Wartanad.id - Banda Aceh - Tahun 2022 ini, nilai ekspor batubara Aceh ke luar negeri, sangat mengejutkan dan fantastis mencapai Rp 5, 2 triliun, dari jumlah yang di ekspor ke berbagai negara, di antara India, Thailand dan Vietnam sebanyak 7,7 juta ton.
dari hasil produksi dan penjualan batu bara tersebut, jumlah royalti yang dibayar perusahaan tambang batu bara di Aceh kepada negara sampai November 2022, hampir setengah triliun, atau senilai Rp 466,4 miliar," kata Kepala Dinas ESDM Aceh, Mahdinur kepada Serambinews, Senin (18/12/2022) di Banda Aceh.
Mahdinur mengatakan, India, Thailand dan Vietnam, sampai saat ini, masih mengantungkan suplai batu bara, untuk sumber energi listriknya dari Aceh.
jika Aceh tidak mengekspor batu baranya ketiga negara tersebut di atas, mereka bisa mengalami krisis energi listrik, karena batu bara dari Aceh, digunakan untuk pembangkit tenaga listrik dan kegiatan industri besarnya.
Nilai ekspor batu bara Aceh, dari tahun ke tahun terus meningkat. Tahun 2020 lalu, nilainya baru sekitar 153 juta dolar Aceh, tahun 2021 naik menjadi 253,9 juta dolar AS, tahun 2022 ini naik lagi menjadi 358,312 juta dollar AS.

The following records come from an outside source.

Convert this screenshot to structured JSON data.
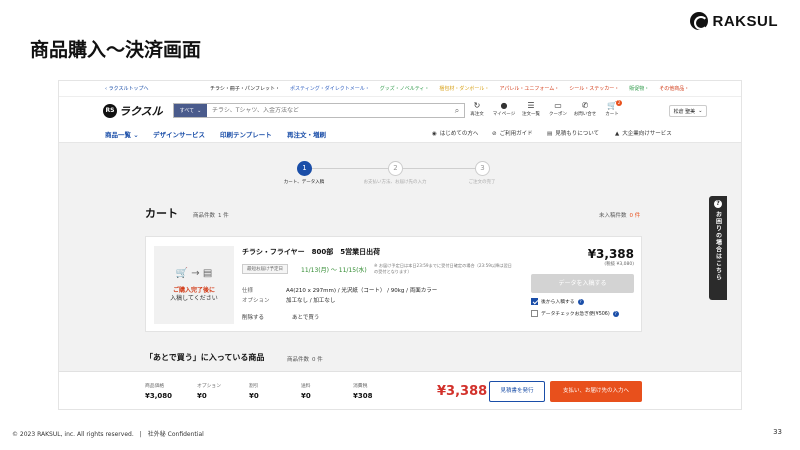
{
  "slide": {
    "title": "商品購入〜決済画面",
    "brand": "RAKSUL",
    "footer_copyright": "© 2023 RAKSUL, inc. All rights reserved.",
    "footer_conf": "社外秘 Confidential",
    "page_number": "33"
  },
  "top_strip": {
    "back_link": "‹ ラクスルトップへ",
    "categories": [
      {
        "label": "チラシ・冊子・パンフレット・",
        "color": "#222222"
      },
      {
        "label": "ポスティング・ダイレクトメール・",
        "color": "#2f5fc0"
      },
      {
        "label": "グッズ・ノベルティ・",
        "color": "#2f9a4a"
      },
      {
        "label": "梱包材・ダンボール・",
        "color": "#d8a21a"
      },
      {
        "label": "アパレル・ユニフォーム・",
        "color": "#d23a16"
      },
      {
        "label": "シール・ステッカー・",
        "color": "#d23a16"
      },
      {
        "label": "販促物・",
        "color": "#2f9a4a"
      },
      {
        "label": "その他商品・",
        "color": "#d23a16"
      }
    ]
  },
  "header": {
    "logo_mark": "RS",
    "logo_text": "ラクスル",
    "search_scope": "すべて",
    "search_placeholder": "チラシ、Tシャツ、入金方法など",
    "icons": [
      {
        "label": "再注文",
        "glyph": "↻",
        "name": "reorder-icon"
      },
      {
        "label": "マイページ",
        "glyph": "●",
        "name": "user-icon"
      },
      {
        "label": "注文一覧",
        "glyph": "☰",
        "name": "order-list-icon"
      },
      {
        "label": "クーポン",
        "glyph": "▭",
        "name": "coupon-icon"
      },
      {
        "label": "お問い合せ",
        "glyph": "✆",
        "name": "phone-icon"
      },
      {
        "label": "カート",
        "glyph": "🛒",
        "name": "cart-icon"
      }
    ],
    "cart_badge": "2",
    "user_name": "松倉 聖美"
  },
  "nav": {
    "items": [
      "商品一覧 ⌄",
      "デザインサービス",
      "印刷テンプレート",
      "再注文・増刷"
    ],
    "utils": [
      {
        "label": "はじめての方へ",
        "glyph": "◉",
        "name": "shield-icon"
      },
      {
        "label": "ご利用ガイド",
        "glyph": "⊘",
        "name": "guide-icon"
      },
      {
        "label": "見積もりについて",
        "glyph": "▤",
        "name": "estimate-icon"
      },
      {
        "label": "大企業向けサービス",
        "glyph": "▲",
        "name": "enterprise-icon"
      }
    ]
  },
  "steps": [
    {
      "num": "1",
      "label": "カート、データ入稿",
      "active": true
    },
    {
      "num": "2",
      "label": "お支払い方法、お届け先の入力",
      "active": false
    },
    {
      "num": "3",
      "label": "ご注文の完了",
      "active": false
    }
  ],
  "cart": {
    "title": "カート",
    "count_label": "商品件数",
    "count_value": "1 件",
    "later_top_label": "未入稿件数",
    "later_top_value": "0 件"
  },
  "item": {
    "image_icons": "🛒 → ▤",
    "image_msg_red": "ご購入完了後に",
    "image_msg": "入稿してください",
    "name": "チラシ・フライヤー　800部　5営業日出荷",
    "delivery_tag": "最短お届け予定日",
    "delivery_date": "11/13(月) 〜 11/15(水)",
    "delivery_note": "※ お届け予定日は本日23:59までに受付日確定の場合（23:59以降は翌日の受付となります）",
    "spec_label": "仕様",
    "spec_value": "A4(210 x 297mm) / 光沢紙（コート） / 90kg / 両面カラー",
    "option_label": "オプション",
    "option_value": "加工なし / 加工なし",
    "delete_link": "削除する",
    "later_link": "あとで買う",
    "price": "¥3,388",
    "price_tax": "(税抜 ¥3,080)",
    "upload_button": "データを入稿する",
    "opt_later_upload": "後から入稿する",
    "opt_data_check": "データチェックお急ぎ便(¥506)"
  },
  "later": {
    "title": "「あとで買う」に入っている商品",
    "count_label": "商品件数",
    "count_value": "0 件"
  },
  "summary": {
    "items": [
      {
        "label": "商品価格",
        "value": "¥3,080"
      },
      {
        "label": "オプション",
        "value": "¥0"
      },
      {
        "label": "割引",
        "value": "¥0"
      },
      {
        "label": "送料",
        "value": "¥0"
      },
      {
        "label": "消費税",
        "value": "¥308"
      }
    ],
    "total": "¥3,388",
    "quote_button": "見積書を発行",
    "pay_button": "支払い、お届け先の入力へ"
  },
  "help_tab": {
    "icon": "?",
    "label": "お困りの場合はこちら"
  }
}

Nilai ekspor batu bara tahun ini bisa mencapai angka Rp 5,2 triliun, karena pengaruh kenaikan harga batu bara dunia yang sangat fantastis mencapai 43 dolar AS per ton, sebelumnya sekitar 35 dolar AS per ton.
Produksi batu bara Aceh, sampai posisi November 2022, sebut Mahdinur, telah mencapai 8,061 juta ton. Dari jumlah sebanyak itu, digunakan untuk penjualan kebutuhan domestik mencapai 551.163 ton dengan nilai Rp 141,295 miliar dan untuk ekspor ke luar negeri 7,7 juta ton senilai Rp 5,2 triiliun.
Sumbangan penerimaan tambang dari Aceh untuk kas negera, kata Mahdinur selain dari royalti, masih ada iuran tetap tambang dari pemanfaatan lahan (land reform) Rp 6 miliar. Tahun 2023, target iuran tambang ditargetkan sekitar Rp 6,8 miliar.
Prospek tambang batu bara di Aceh, menurut Mahdinur, semakin baik, sejalan dengan terus melonjaknya harga minyak dunia, sehingga sejumlah negara-negara yang tidak penghasil migas, mengalihkan pembangkit tenaga listriknya ke batu bara, seperti India, Thailand dan Vietnam.
Menggunakan bahan bakar batu bara untuk pembangkit tenaga listrik, kata Mahdinur, lebih efisien dan efektif. Buktinya, untuk menambah sumber energi tenaga listrik, Pemerintah Pusat membangun kembali dua unit PLTU di Kabupaten Nagan Raya, yaitu Nagan III dan Nagan IV, yang lokasinya tidak jauh dari lokasi PLTU Nagan I dan Nagan II.
Setelah pembangkit tenaga listrik PLTU III dan IV, selesai di bangun, kata Mahdinur, daerah ini akan menjadi penyuplai listrik ke Sumut. Kalau 10 tahun lalu, sumber energi listrik untuk Aceh, di suplai dari pembangkit listrik dari Sumut. Setelah sejumlah PLTU dan PLTA di Aceh pada tahun 2024 mendatang ber operasi, Aceh akan mengalami surplus listrik yang besar, untuk pulau Sumatera.
Kehadiran tambahan pembangkit tenga listrik di Aceh, kata Mahdinur, hendaknya diikuti oleh sektor usaha lainnya. Antara lain industri pengolahan, bisa hadir di Aceh. Kita punya Kawasan Ekonomi Khusus (KEK) di Lhokseumawe, yang sampai saat ini, setelah PT PIM, baru ada tambahan satu unit industri pupuk NPK, padahal lahannya masih banyak yang kosong.